The letter, dated April 12 and made public on Thursday, sent Abbott’s shares down 1.8 percent to $42.67 in mid-morning trading.
The FDA said an inspection of the company’s facility in Sylmar, California, raised questions about the safety of several implantable defibrillators and its Merlin@home monitor, which allows doctors to care for patients with cardiac devices remotely.
The FDA investigation showed that lithium batteries in the devices were draining prematurely and that the company had “underestimated the occurrence of the hazardous situation.”

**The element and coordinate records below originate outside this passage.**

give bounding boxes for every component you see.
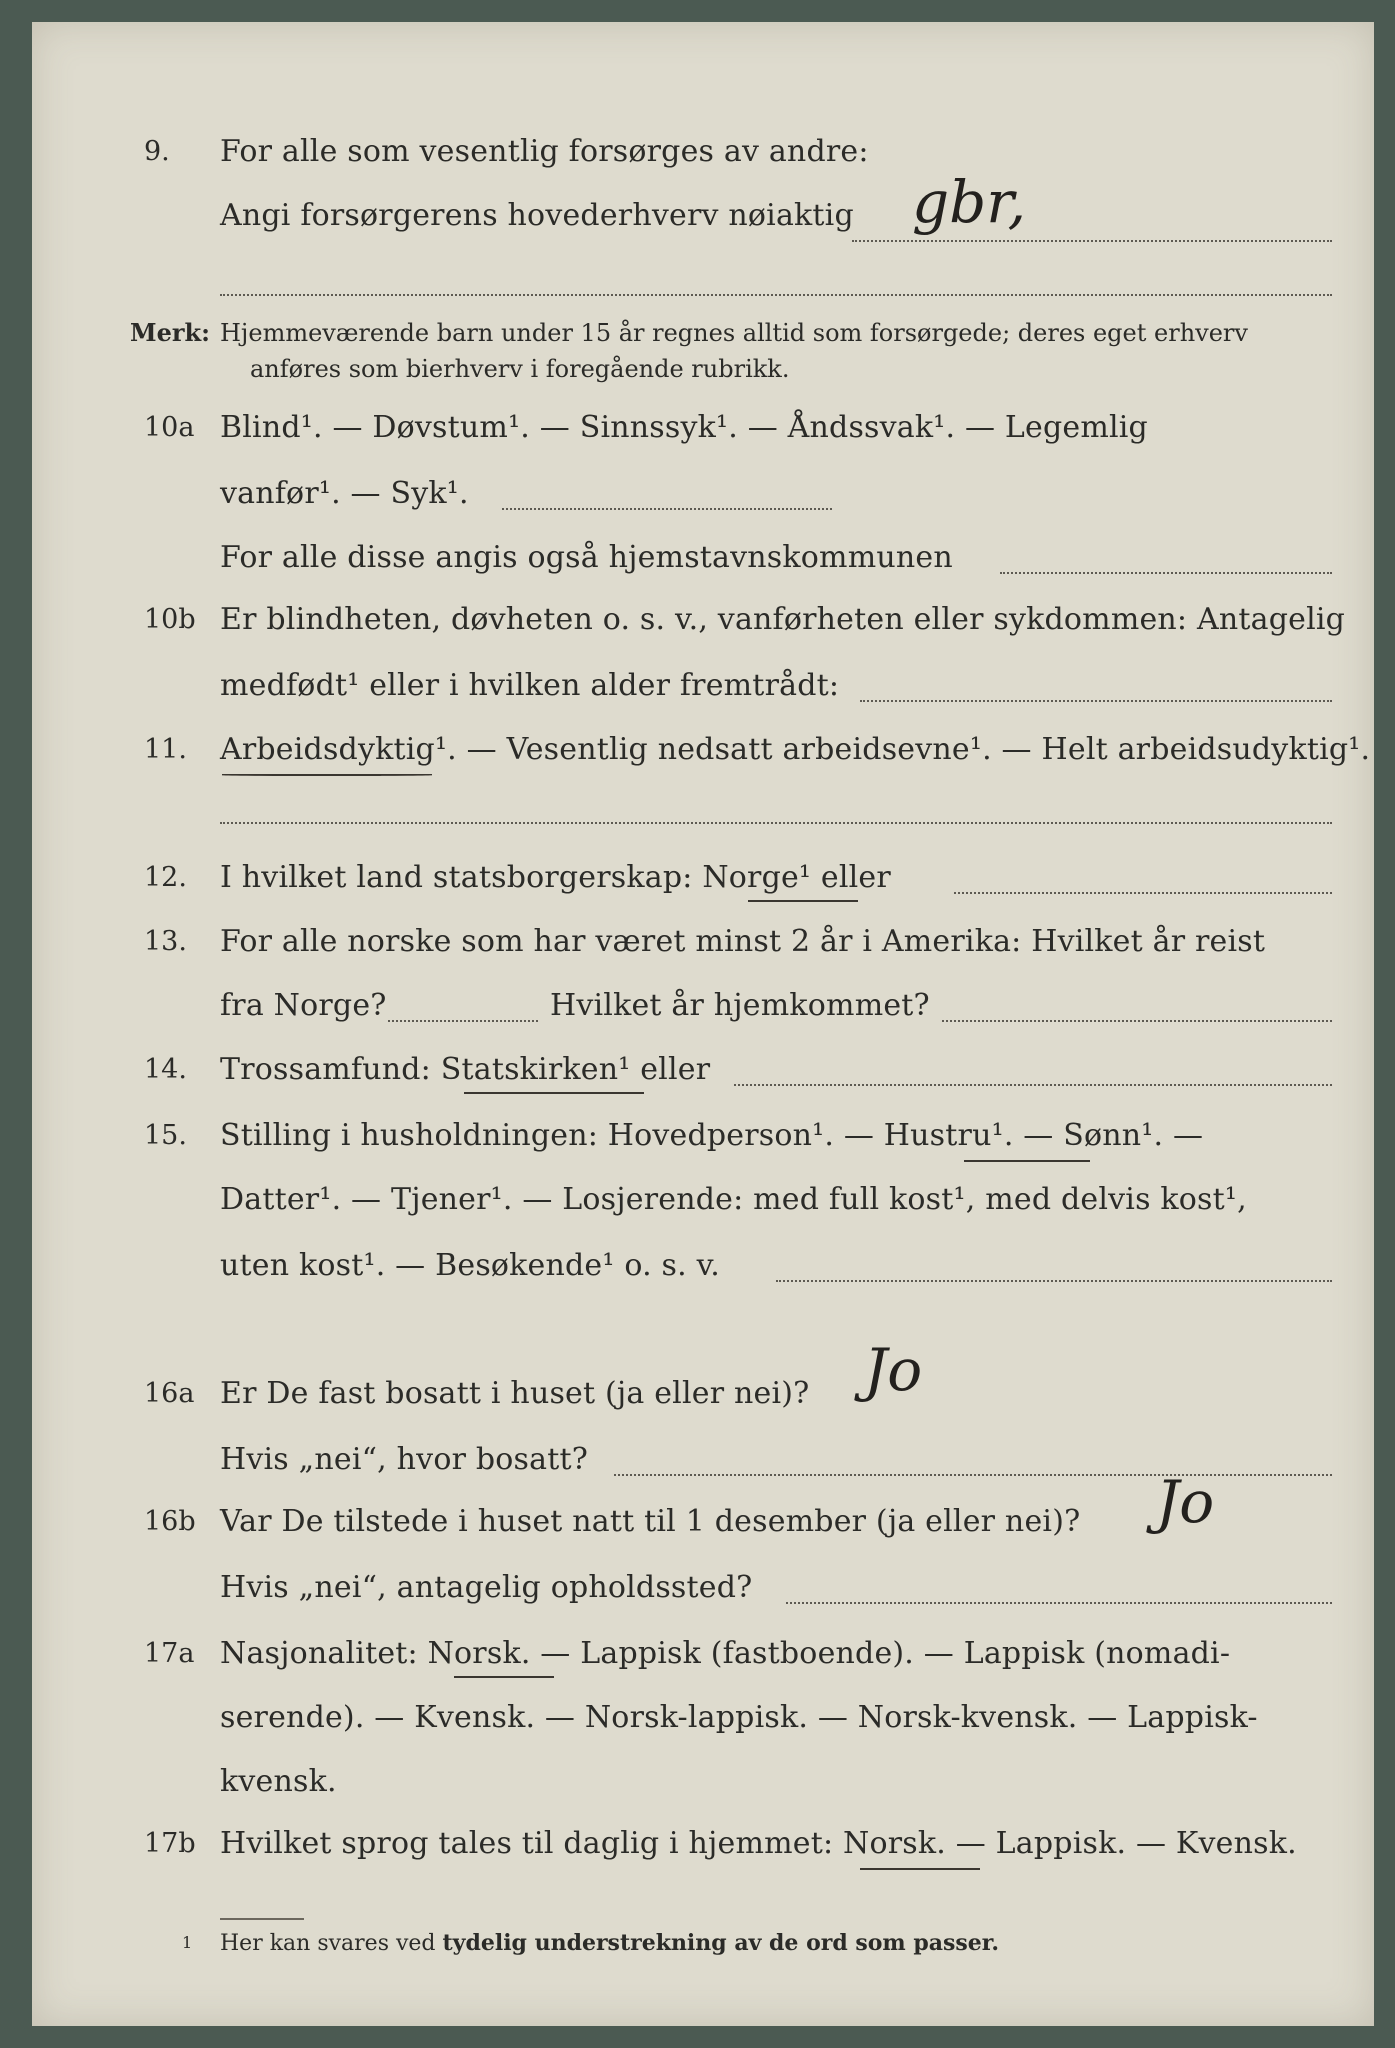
merk-line2: anføres som bierhverv i foregående rubrikk. — [250, 355, 790, 383]
footnote-text-bold: tydelig understrekning av de ord som passer. — [442, 1930, 1000, 1956]
q16b-answer-line[interactable] — [786, 1602, 1332, 1604]
q12-number: 12. — [144, 862, 187, 893]
q14-statskirken-underline — [464, 1092, 644, 1094]
q11-number: 11. — [144, 734, 187, 765]
q15-line3: uten kost¹. — Besøkende¹ o. s. v. — [220, 1248, 720, 1283]
q15-number: 15. — [144, 1120, 187, 1151]
q13-hjemkommet-answer-line[interactable] — [942, 1020, 1332, 1022]
q10a-line1: Blind¹. — Døvstum¹. — Sinnssyk¹. — Åndssvak¹. — Legemlig — [220, 410, 1148, 445]
q9-line1: For alle som vesentlig forsørges av andre: — [220, 134, 869, 169]
q17a-line1: Nasjonalitet: Norsk. — Lappisk (fastboende). — Lappisk (nomadi- — [220, 1636, 1231, 1671]
q10b-line1: Er blindheten, døvheten o. s. v., vanførheten eller sykdommen: Antagelig — [220, 602, 1346, 637]
q10b-number: 10b — [144, 604, 196, 635]
q17b-norsk-underline — [860, 1868, 980, 1870]
q11-line1: Arbeidsdyktig¹. — Vesentlig nedsatt arbeidsevne¹. — Helt arbeidsudyktig¹. — [220, 732, 1371, 767]
q9-answer-line[interactable] — [852, 240, 1332, 242]
q16b-handwritten-answer: Jo — [1156, 1468, 1215, 1536]
q14-line1: Trossamfund: Statskirken¹ eller — [220, 1052, 711, 1087]
q15-line1: Stilling i husholdningen: Hovedperson¹. — Hustru¹. — Sønn¹. — — [220, 1118, 1204, 1153]
q16a-number: 16a — [144, 1378, 195, 1409]
q10a-line2: vanfør¹. — Syk¹. — [220, 476, 469, 511]
q16b-line2: Hvis „nei“, antagelig opholdssted? — [220, 1570, 753, 1605]
footnote-text-plain: Her kan svares ved — [220, 1931, 443, 1956]
q14-number: 14. — [144, 1054, 187, 1085]
merk-label: Merk: — [130, 318, 210, 347]
q16b-line1: Var De tilstede i huset natt til 1 desember (ja eller nei)? — [220, 1504, 1081, 1539]
footnote-mark: 1 — [182, 1933, 193, 1952]
q17b-line1: Hvilket sprog tales til daglig i hjemmet: Norsk. — Lappisk. — Kvensk. — [220, 1826, 1297, 1861]
q16a-line1: Er De fast bosatt i huset (ja eller nei)? — [220, 1376, 810, 1411]
q12-line1: I hvilket land statsborgerskap: Norge¹ eller — [220, 860, 891, 895]
q10b-answer-line[interactable] — [860, 700, 1332, 702]
q10a-number: 10a — [144, 412, 195, 443]
q17a-number: 17a — [144, 1638, 195, 1669]
q15-answer-line[interactable] — [776, 1280, 1332, 1282]
q17a-line2: serende). — Kvensk. — Norsk-lappisk. — Norsk-kvensk. — Lappisk- — [220, 1700, 1258, 1735]
q12-answer-line[interactable] — [954, 892, 1332, 894]
q15-line2: Datter¹. — Tjener¹. — Losjerende: med full kost¹, med delvis kost¹, — [220, 1182, 1247, 1217]
q9-number: 9. — [144, 136, 170, 167]
q14-answer-line[interactable] — [734, 1084, 1332, 1086]
q16a-line2: Hvis „nei“, hvor bosatt? — [220, 1442, 589, 1477]
q17a-line3: kvensk. — [220, 1764, 337, 1799]
q13-line1: For alle norske som har været minst 2 år i Amerika: Hvilket år reist — [220, 924, 1266, 959]
q9-extra-answer-line[interactable] — [220, 294, 1332, 296]
q9-line2: Angi forsørgerens hovederhverv nøiaktig — [220, 198, 854, 233]
q17a-norsk-underline — [454, 1676, 554, 1678]
q16a-handwritten-answer: Jo — [864, 1336, 923, 1404]
q10a-hjemstavn-answer-line[interactable] — [1000, 572, 1332, 574]
q17b-number: 17b — [144, 1828, 196, 1859]
q13-line2b: Hvilket år hjemkommet? — [550, 988, 930, 1023]
q13-line2a: fra Norge? — [220, 988, 387, 1023]
q10a-syk-answer-line[interactable] — [502, 508, 832, 510]
footnote-rule — [220, 1918, 304, 1920]
census-form-sheet — [32, 22, 1374, 2026]
q10b-line2: medfødt¹ eller i hvilken alder fremtrådt: — [220, 668, 840, 703]
q12-norge-underline — [748, 900, 858, 902]
q16a-answer-line[interactable] — [614, 1474, 1332, 1476]
q15-hustru-underline — [964, 1160, 1090, 1162]
q11-extra-answer-line[interactable] — [220, 822, 1332, 824]
q9-handwritten-answer: gbr, — [912, 168, 1027, 236]
q10a-line3: For alle disse angis også hjemstavnskommunen — [220, 540, 953, 575]
merk-line1: Hjemmeværende barn under 15 år regnes alltid som forsørgede; deres eget erhverv — [220, 319, 1248, 347]
q11-arbeidsdyktig-underline — [222, 774, 432, 776]
q13-reist-answer-line[interactable] — [388, 1020, 538, 1022]
q16b-number: 16b — [144, 1506, 196, 1537]
q13-number: 13. — [144, 926, 187, 957]
footnote-text — [220, 1926, 999, 1961]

Abbott said in a statement that it has a “strong history and commitment to product safety and quality.” It said the FDA’s inspection of the facility took place in February and that Abbott responded on March 13 describing corrective actions it was taking.
“We take these matters seriously, continue to make progress on our corrective actions, will closely review FDA’s warning letter, and are committed to fully addressing FDA’s concerns,” the company said.
The FDA said Abbott had provided implementation dates for several corrective actions but failed to provide evidence that the actions had actually been implemented.
The FDA said the company failed to disclose at least one death associated with the device.